Natural Gas Summary and Outlook

  • Price Action: The December contract rose 2.0 cents (0.7%) to $2.984 on a 15.9 cent range.
  • Price Outlook: Prices were slightly higher as weather forecasts were supportive. However, based on the spot month methodology and comparisons, the market posted a rare inside week, ending the streak of 5 consecutive weeks lower. The December contract did post a new weekly low compared to December prices. The current 15-day forecast is warmer than 7 of the previous 10 years. CFTC data indicated a decrease in the managed money net long position as longs liquidated and shorts added to the smallest net long position since December 6, 2016. The short position rose to the highest level since September 6, 2016. Total combined open interest fell to 3.494 million as of October 31. Aggregated CME futures open interest rose to 1.390 million as of November 3. Open interest in the March $4.00 call rose 2,036 to 82,751. Open interest in the January $4.00 call rose 12,808 to 78,395. Open interest in the December $2.50 put rose 7,376 to 63,561.
  • Weekly Storage: US working gas storage for the week ending October 27 indicated a working gas storage injection of +65 bcf. Working gas inventories rose to 3,775 bcf. Current inventories fall (188) bcf (4.7%) below last year and (37) bcf (1.0%) below the 5-year average.
  • Storage Outlook: Our EIA weekly storage estimate was mathematically 2 bcf smaller than the actual EIA implied flow of +65 bcf and back within our tolerance range. The 5-week summation of our error rose to 12 bcf and is also within our tolerance. The EIA has reported a net implied flow of +309 bcf over the last 5 weeks compared to our estimated +297 bcf. The forecasts use a 10-year rolling temperature profile past the 15-day forecast.
  • Supply Trends: Total supply rose 1.1 bcf to 72.9 bcf/d. US production and Canadian imports rose.
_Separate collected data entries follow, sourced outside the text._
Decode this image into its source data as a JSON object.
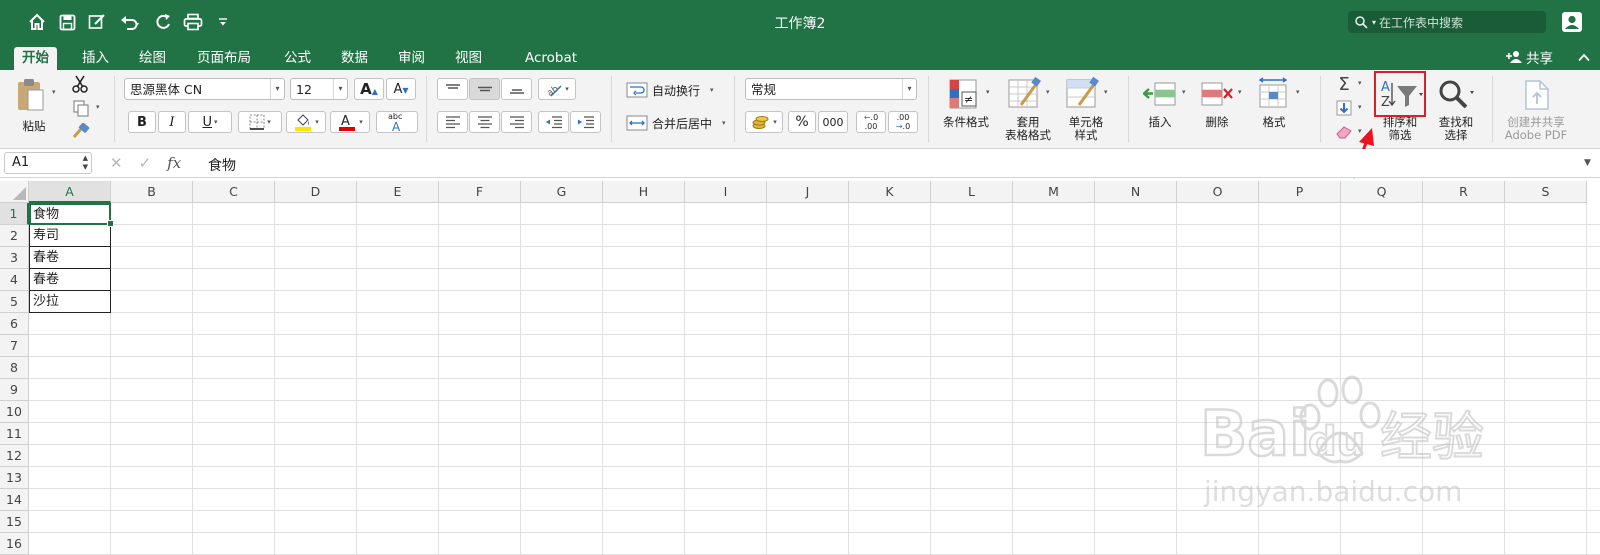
{
  "app": {
    "title": "工作簿2",
    "search_placeholder": "在工作表中搜索",
    "share_label": "共享",
    "accent_color": "#217346"
  },
  "tabs": [
    {
      "label": "开始",
      "active": true
    },
    {
      "label": "插入"
    },
    {
      "label": "绘图"
    },
    {
      "label": "页面布局"
    },
    {
      "label": "公式"
    },
    {
      "label": "数据"
    },
    {
      "label": "审阅"
    },
    {
      "label": "视图"
    },
    {
      "label": "Acrobat"
    }
  ],
  "ribbon": {
    "paste_label": "粘贴",
    "font_name": "思源黑体 CN",
    "font_size": "12",
    "bold": "B",
    "italic": "I",
    "underline": "U",
    "wrap_text_label": "自动换行",
    "merge_center_label": "合并后居中",
    "number_format": "常规",
    "percent": "%",
    "thousands": "000",
    "inc_decimal": ".00",
    "dec_decimal": ".0",
    "conditional_format_label": "条件格式",
    "format_table_label_1": "套用",
    "format_table_label_2": "表格格式",
    "cell_style_label_1": "单元格",
    "cell_style_label_2": "样式",
    "insert_label": "插入",
    "delete_label": "删除",
    "format_label": "格式",
    "sort_filter_label_1": "排序和",
    "sort_filter_label_2": "筛选",
    "find_select_label_1": "查找和",
    "find_select_label_2": "选择",
    "create_share_label_1": "创建并共享",
    "create_share_label_2": "Adobe PDF"
  },
  "formula_bar": {
    "name_box": "A1",
    "fx_label": "fx",
    "content": "食物"
  },
  "sheet": {
    "columns": [
      "A",
      "B",
      "C",
      "D",
      "E",
      "F",
      "G",
      "H",
      "I",
      "J",
      "K",
      "L",
      "M",
      "N",
      "O",
      "P",
      "Q",
      "R",
      "S"
    ],
    "rows": [
      "1",
      "2",
      "3",
      "4",
      "5",
      "6",
      "7",
      "8",
      "9",
      "10",
      "11",
      "12",
      "13",
      "14",
      "15",
      "16"
    ],
    "cells_A": [
      "食物",
      "寿司",
      "春卷",
      "春卷",
      "沙拉"
    ],
    "active_cell": "A1"
  },
  "watermark": {
    "brand": "Bai",
    "brand2": "du",
    "brand3": "经验",
    "url": "jingyan.baidu.com"
  }
}
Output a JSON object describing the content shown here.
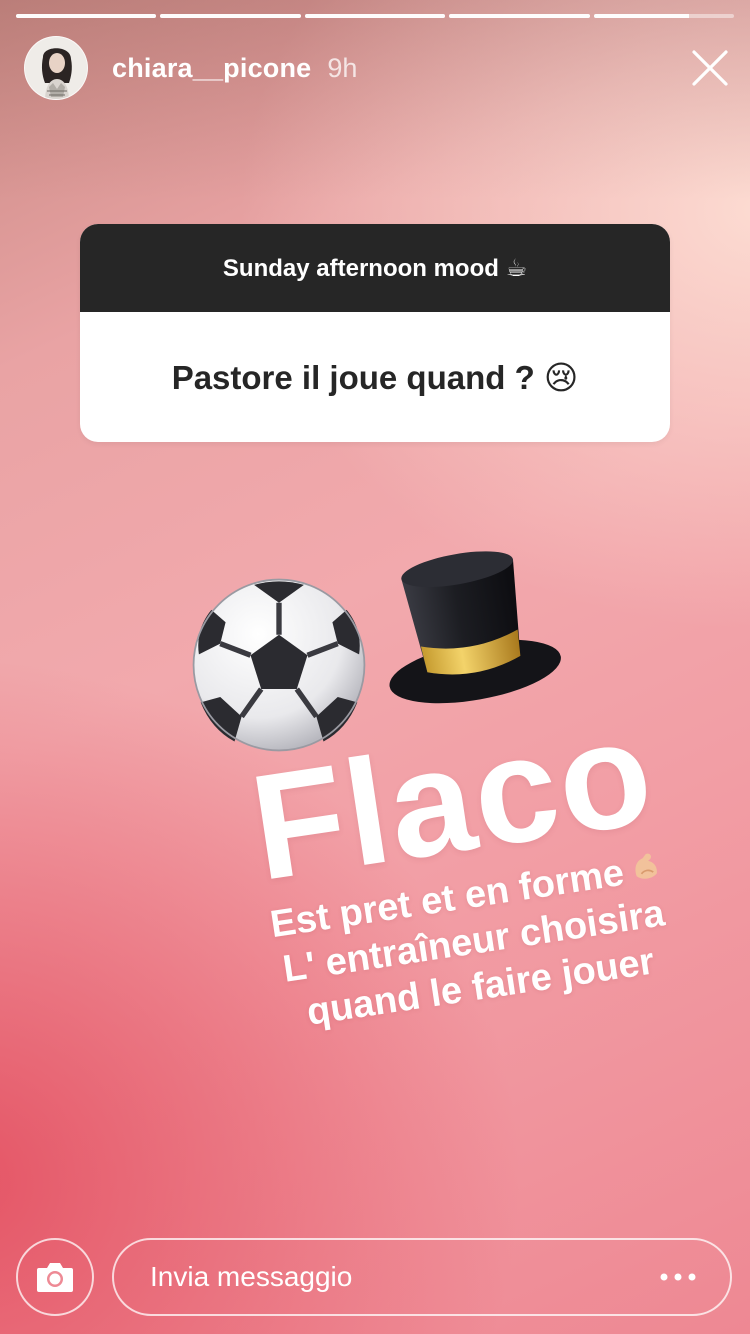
{
  "progress": {
    "segments": [
      1,
      1,
      1,
      1,
      0.68
    ]
  },
  "header": {
    "username": "chiara__picone",
    "timestamp": "9h"
  },
  "question_sticker": {
    "prompt": "Sunday afternoon mood ☕",
    "question": "Pastore il joue quand ? 😢"
  },
  "emojis": [
    "soccer-ball-icon",
    "top-hat-icon"
  ],
  "text_sticker": {
    "title": "Flaco",
    "line1": "Est pret et en forme",
    "line2": "L' entraîneur choisira",
    "line3": "quand le faire jouer"
  },
  "footer": {
    "message_placeholder": "Invia messaggio"
  },
  "colors": {
    "card_header": "#262626",
    "card_body": "#ffffff",
    "text_white": "#ffffff",
    "background_top": "#c98a84",
    "background_bottom": "#ee8893"
  }
}
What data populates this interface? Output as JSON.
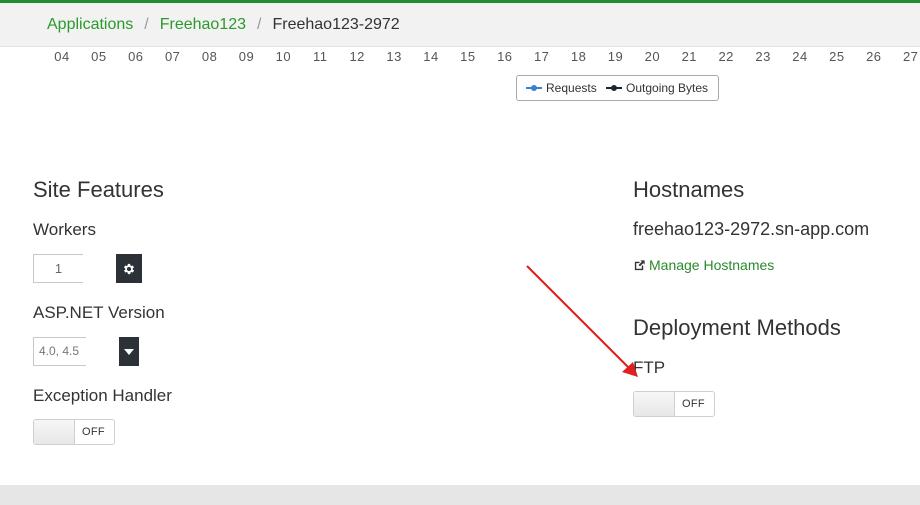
{
  "breadcrumb": {
    "items": [
      "Applications",
      "Freehao123"
    ],
    "current": "Freehao123-2972",
    "separator": "/"
  },
  "chart_axis": {
    "ticks": [
      "04",
      "05",
      "06",
      "07",
      "08",
      "09",
      "10",
      "11",
      "12",
      "13",
      "14",
      "15",
      "16",
      "17",
      "18",
      "19",
      "20",
      "21",
      "22",
      "23",
      "24",
      "25",
      "26",
      "27"
    ]
  },
  "legend": {
    "requests": "Requests",
    "outgoing_bytes": "Outgoing Bytes",
    "requests_color": "#3a7fd1",
    "outgoing_color": "#1b2633"
  },
  "site_features": {
    "title": "Site Features",
    "workers_label": "Workers",
    "workers_value": "1",
    "aspnet_label": "ASP.NET Version",
    "aspnet_value": "4.0, 4.5",
    "exception_label": "Exception Handler",
    "exception_toggle": "OFF"
  },
  "hostnames": {
    "title": "Hostnames",
    "hostname": "freehao123-2972.sn-app.com",
    "manage_link": "Manage Hostnames"
  },
  "deployment": {
    "title": "Deployment Methods",
    "ftp_label": "FTP",
    "ftp_toggle": "OFF"
  },
  "colors": {
    "accent": "#2a9a2a",
    "annotation_arrow": "#e02020"
  }
}
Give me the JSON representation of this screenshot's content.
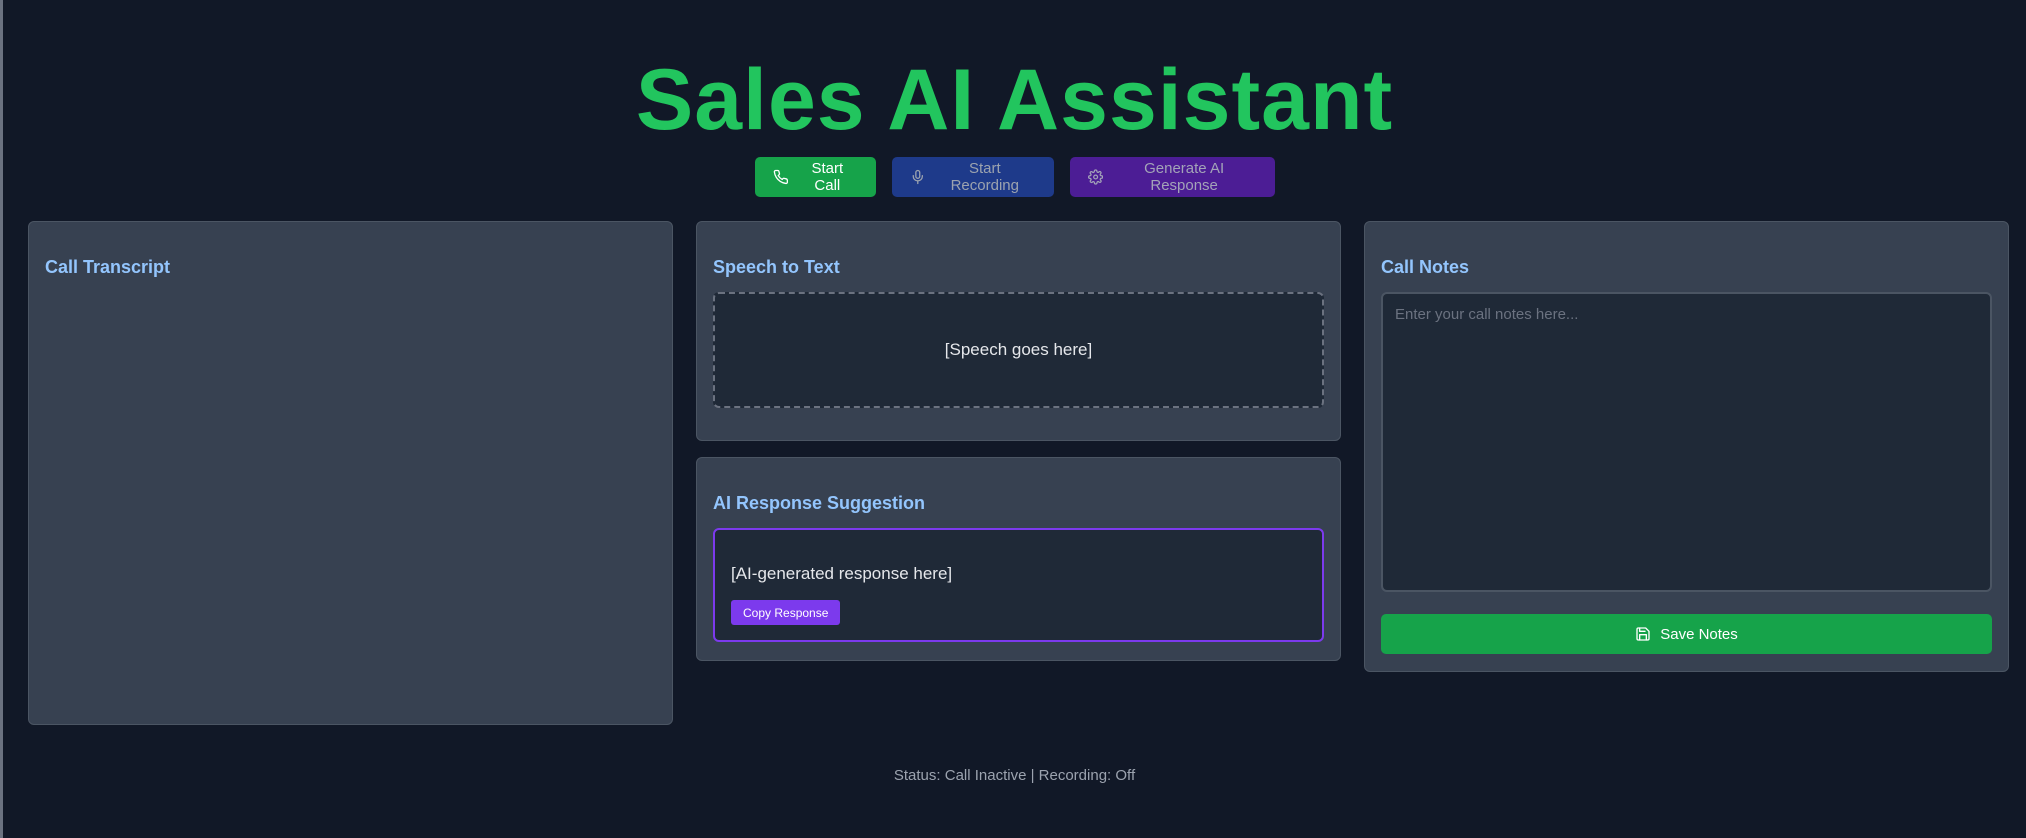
{
  "header": {
    "title": "Sales AI Assistant"
  },
  "toolbar": {
    "start_call": {
      "label": "Start Call",
      "icon": "phone-icon"
    },
    "start_recording": {
      "label": "Start Recording",
      "icon": "microphone-icon"
    },
    "generate_response": {
      "label": "Generate AI Response",
      "icon": "gear-icon"
    }
  },
  "transcript": {
    "title": "Call Transcript"
  },
  "speech": {
    "title": "Speech to Text",
    "placeholder_text": "[Speech goes here]"
  },
  "ai_response": {
    "title": "AI Response Suggestion",
    "text": "[AI-generated response here]",
    "copy_label": "Copy Response"
  },
  "notes": {
    "title": "Call Notes",
    "placeholder": "Enter your call notes here...",
    "value": "",
    "save_label": "Save Notes",
    "save_icon": "save-icon"
  },
  "status": {
    "text": "Status: Call Inactive | Recording: Off"
  },
  "colors": {
    "background": "#111827",
    "panel": "#374151",
    "title_green": "#22c55e",
    "panel_title_blue": "#93c5fd",
    "call_green": "#16a34a",
    "record_blue": "#1e3a8a",
    "generate_purple": "#4c1d95",
    "accent_purple": "#7c3aed"
  }
}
Mexican exports, LNG exports and imports were all changed. The US Baker Hughes rig count fell 11 as oil both and natural gas activity slipped. The total US rig count now stands at 898. The Canadian rig count rose 1 to 192. Thus, the total North American rig count fell 10 to 1,090 and now exceeds last year by 367. The higher efficiency US horizontal rig count fell 5 to 764 and rises 305 above last year.
  • Demand Trends: Total demand rose 0.4 bcf/d to 63.7 bcf/d. Higher R&C demand offset lower power and industrial demand. Electricity demand fell 1,017 gigawatt-hrs to 68,634 which trails last year by 321 (0.5%) and the 5-year average by 498 (0.7%).
  • Nuclear Generation: Nuclear generation rose 770 MW in the reference week to 85,462 MW. This is 7,475 MW higher than last year and 6,820 MW higher than the 5-year average. Recent output was at 85,091 MW.

The heating season is beginning. With a forecast through November 17, the 2018 total heating index is at 184 compared to 91 for 2017, 123 for 2016, 271 for 2015, 261 for 2014, 298 for 2013 and 253 for 2012.